China's factory output grew more slowly and retail sales fell in October, the latest sign that the world's second-largest economy is losing momentum as it struggles with protracted COVID-19 curbs and a property downturn.
Property investment also fell at a faster pace in the January-October period, pointing to further weakness in a key pillar of China's economy.
Industrial output rose 5.0% in October from a year earlier, missing expectations for a 5.2% gain in a Reuters poll and slowing from the 6.3% growth seen in September, official data showed on Tuesday.
Retail sales fell 0.5%, the first fall since May when Shanghai was under a city-wide lockdown. Analysts had expected retail sales to rise 1.0%, slowing from a 2.5% gain in September.
It was the latest data to point to a slowdown in China's economy, with recent figures also showing exports falling, inflation slowing and new bank lending tumbling.

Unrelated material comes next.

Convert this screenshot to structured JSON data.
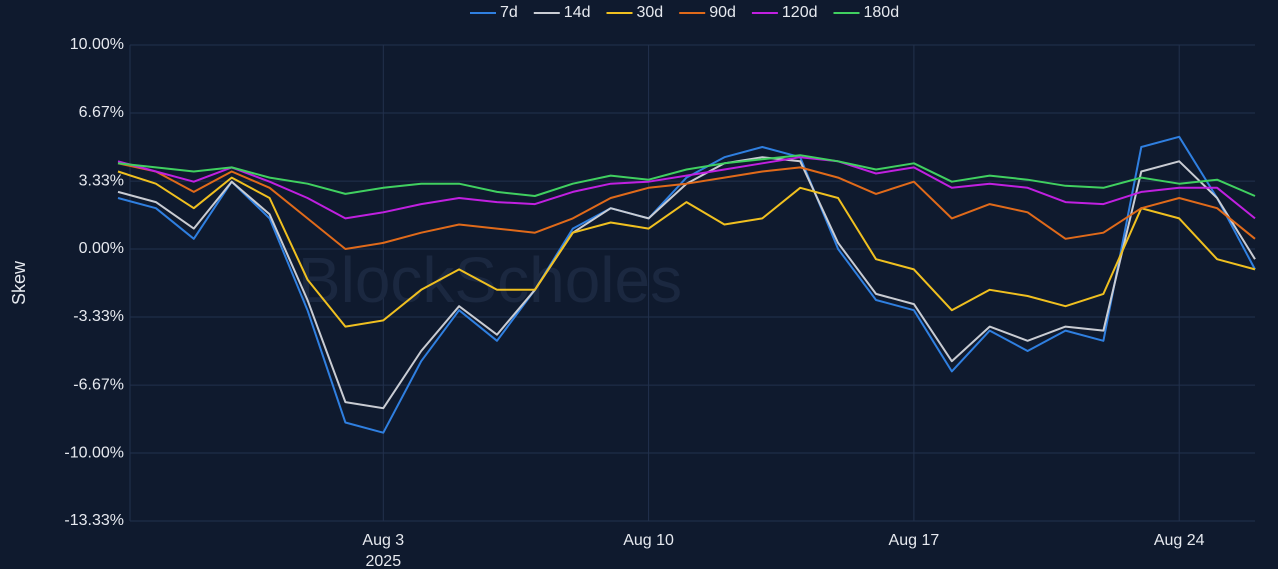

China's economy is facing a series of headwinds including its zero-COVID policy, a property slump and global recession risks. Recent moves to ease some COVID curbs and provide financial support to the property market have underpinned market sentiment, but analysts expect Beijing's strict COVID policy to continue to weigh on economic activity.
Chinese consumers have borne the brunt of stringent COVID curbs, as fresh virus lockdowns and restrictions impeded travels and hurt shoppers' confidence while the government has focused on ramping up infrastructure investment.
Fixed asset investment expanded 5.8% in the first 10 month of the year, versus expectations for a 5.9% rise and growth of 5.9% in January-September.
Property investment fell 8.8% year-on-year in January-October, after declining 8% in January-September.
China's property sector, which accounts for a quarter of the economy, has slowed sharply this year as the government sought to restrict excessive borrowing by developers. A plan to shore up liquidity outlined by Chinese regulators on Sunday sent Chinese property stocks and bonds soaring on Monday.
Hiring remained low among companies growing increasingly wary about their finances. The nationwide survey-based jobless rate stayed at 5.5% in October, unchanged from September. Youth unemployment stood at 17.9%, also the same level as September.
The country is on track to miss its annual growth target of around 5.5%, analysts say. Economists in a Reuters poll expect the economy to grow 3.2% in 2022 growth.